Need some info please.
I have a host part of a DRS and HA Cluster. DRS set to manual at the moment for other reasons.
Host has 104GB of memory. One VM runs on this host. VM has 100GB vRAM
When trying to create a 100GB memory reservation for the VM I get the error that there is not enough memory available on the host. Why is that?
No other VMs running on the host. I also set the admission control to Disable: Allow VM power on operations that violate availability contraints.
Any help?
You are probably running into a situation where your VM's memory overhead requirement. What does the memory overhead reading on the VM's summary tab specify? I'll wager that that amount plus whatever ESXi's system overhead is going to be greater than 4GB, for a VM with 12 cores and 100GB. Look at PMEM/MB and see how much vmk is using; that is the amount of "mangement memory" being used (not VM related).

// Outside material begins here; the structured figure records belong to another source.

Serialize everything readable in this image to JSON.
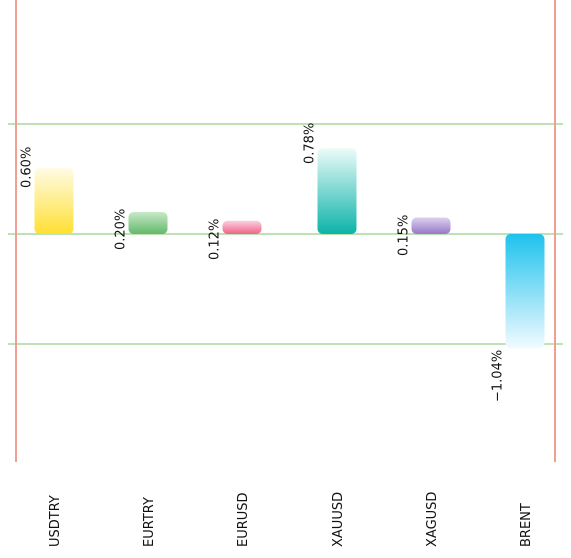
{
  "chart_data": {
    "type": "bar",
    "categories": [
      "USDTRY",
      "EURTRY",
      "EURUSD",
      "XAUUSD",
      "XAGUSD",
      "BRENT"
    ],
    "values": [
      0.6,
      0.2,
      0.12,
      0.78,
      0.15,
      -1.04
    ],
    "value_labels": [
      "0.60%",
      "0.20%",
      "0.12%",
      "0.78%",
      "0.15%",
      "−1.04%"
    ],
    "title": "",
    "xlabel": "",
    "ylabel": "",
    "ylim": [
      -2.1,
      2.1
    ],
    "gridlines": [
      -1,
      0,
      1
    ],
    "grid": true,
    "colors": {
      "USDTRY": {
        "strong": "#ffe033",
        "light": "#fffbe6",
        "gradient_strong_at": "base"
      },
      "EURTRY": {
        "strong": "#63b86a",
        "light": "#c8e9c8",
        "gradient_strong_at": "base"
      },
      "EURUSD": {
        "strong": "#f0628a",
        "light": "#fbd0dd",
        "gradient_strong_at": "base"
      },
      "XAUUSD": {
        "strong": "#0bb3a9",
        "light": "#ecfbf9",
        "gradient_strong_at": "base"
      },
      "XAGUSD": {
        "strong": "#9678c8",
        "light": "#ddd2f0",
        "gradient_strong_at": "base"
      },
      "BRENT": {
        "strong": "#1ec2ee",
        "light": "#f2fbff",
        "gradient_strong_at": "base"
      }
    },
    "grid_color": "#a8d89a",
    "axis_color": "#f0a090"
  }
}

Next question: if this is the only VM that will be running on the host, then why are you bothering creating a reservation?
I suspect you are exceeding the limit because of the memory overhead. How many vCPU's does the VM have allocated?
you have to consider the memory overhead + system overhead in your calculation.
Where can I see the current memory overhead and system overhead?
Via ESXTOP OVHD for the VM is 774, OVHD MAX = 840.
System overhead by that you mean memory used by system (service console in the older days)? That at the moment is 383.
So if you calculate all this you should still be able to give a reservation of 102GB? What am I missing?
Sorry, 12 vCPUs..
Anyone..
You are probably running into a situation where your VM's memory overhead requirement. What does the memory overhead reading on the VM's summary tab specify? I'll wager that that amount plus whatever ESXi's system overhead is going to be greater than 4GB, for a VM with 12 cores and 100GB. Look at PMEM/MB and see how much vmk is using; that is the amount of "mangement memory" being used (not VM related).
Next question: if this is the only VM that will be running on the host, then why are you bothering creating a reservation?
PMEM/MB = 2031 vmk
Memory overhead = 1.2GB
So all overhead = 3.9GB.
Now is starting to makes sense. Was cutting it way to close, didnt know about the PMEM/MB vmk value.
Well, we are struggling with SQL performance problems, and SQL prefers a memory reservation, even though ballooning wont take please since there is only one VM on the host?
With regards to your SQL performance problems, have you investigated your storage stack. I would take a close look at disk latency and disk queue lengths in the first instance (this along with the other usual suspects, RAM including virtual memory, processor queue lengths, and network output queue).
johanswa wrote:
PMEM/MB = 2031 vmk
Memory overhead = 1.2GB
So all overhead = 3.9GB.
Now is starting to makes sense. Was cutting it way to close, didnt know about the PMEM/MB vmk value.
Well, we are struggling with SQL performance problems, and SQL prefers a memory reservation, even though ballooning wont take please since there is only one VM on the host?
SQL prefers a memory reservation - Where did you get this idea from? Have you had Microsoft or someone who is an expert in SQL performance take a look at your environment? Keep in mind that just because "Task Manager" says sqlservr.exe is consuming, say 99GB of memory, doesn't mean that it is actually *using* that much memory... it is going to claim at a minimum what the SQL admin set as the minimum memory for the instance, and usually will grab much more, if it is available, for buffer space (call it cache for sake of discussion). When Windows encounters memory pressure, SQL will give some of that memory back.
I agree with jrmunday that you need to consider looking at your I/O. You might have some tweaks either in your storage system, or maybe you have an unoptimized query, or bad application code, or some indexes that need to be created, or something else that causes more I/O than necessary. Managing SQL performance is a complex undertaking that requires expertise from several IS diciplines to handle, at times.